Last summer I took on the responsibility of managing an intern. My supervisor retained the “official” management role, but let me do all the work so that I could gain management experience. At the same time, I mentored a younger friend working as an intern at another company, letting her share her struggles and triumphs as she navigated a large corporation for the first time. Here are some things I learned during these processes:
First, I learned to spend a lot of time with an intern. In the case of the intern who reported to me, this was no problem. We sat near each other and worked very closely on the same project full time. (I also led the project). However, my friend at the other company only saw her manager once a week, and that manager’s office was in a section of the building my friend was restricted from due to security policy. Therefore my friend felt unguided. Given that both interns expressed general insecurity to me, I concluded that being an intern is a fundamentally “insecure” mental state to be in. Therefore, interns need regular and direct support. Giving sufficient time to them is crucial to their success.

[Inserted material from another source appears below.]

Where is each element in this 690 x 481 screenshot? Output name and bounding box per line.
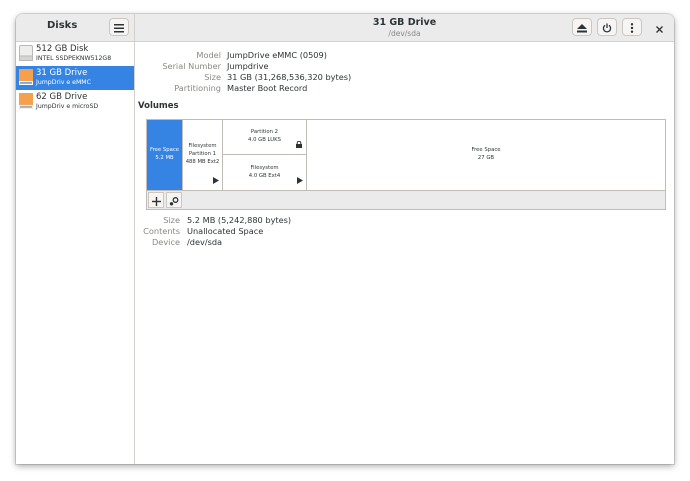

Second, I tried an experiment—gave my intern “enough rope to hang himself”—with the assumption that he would quickly adapt. Therefore I divided my management style during the internship period into three phases:
- At the beginning, I told him exactly what to do.
- In the middle of the internship period, we debated as equals what the next steps are on the path to project completion.
- During the last weeks of the internship, I simply instructed him to decide for himself what was best for the project and then do it.
This worked fabulously! Now maybe I got lucky because my intern was exceptional, but I learned to become comfortable with delegation to and trust of individuals who report to me. Furthermore, my intern gained experience in the kind of decision-making he would be responsible for in future projects.
Third, I learned to be very honest about both the good and bad of corporate America. This allowed me to sleep at night. My intern quickly saw the good—getting paid a good wage, exciting projects, good mentorship—but he also witnessed a round of layoffs. On the day of these layoffs I took him to lunch to discuss any questions and feelings he might have about them. But I did not try to hide him from that reality.
I also explained how group decision-making in corporate settings can be “two steps forward, one step back” often during the process of developing a product. My intern found this frustrating but I suggested, kindly, that he get used to it. With that I told him the story of Camus’ existential hero Sisyphus, who was condemned to push a rock up a mountain every day for eternity, only to have it fall back down the mountain at night, thereby rendering his work “meaningless” to a casual observer. Camus however explained that the “meaning” is in the process itself, not the outcome. I don’t know if this comforted my intern but I think it normalized and validated the frustration he was feeling. Here I learned that metaphors and storytelling are good mentoring tools.
Finally, I learned that it is unreasonable to ask an intern to take more risks on the job during the internship period. I tried this, because I highly value risk-taking, but my intern displayed much discomfort at the idea. So I backed off. What I did encourage was for him to develop this skill—and risk-taking is a skill—in later jobs as he becomes more established in his career.
I’m now a wiser person and a better leader because of these experiences.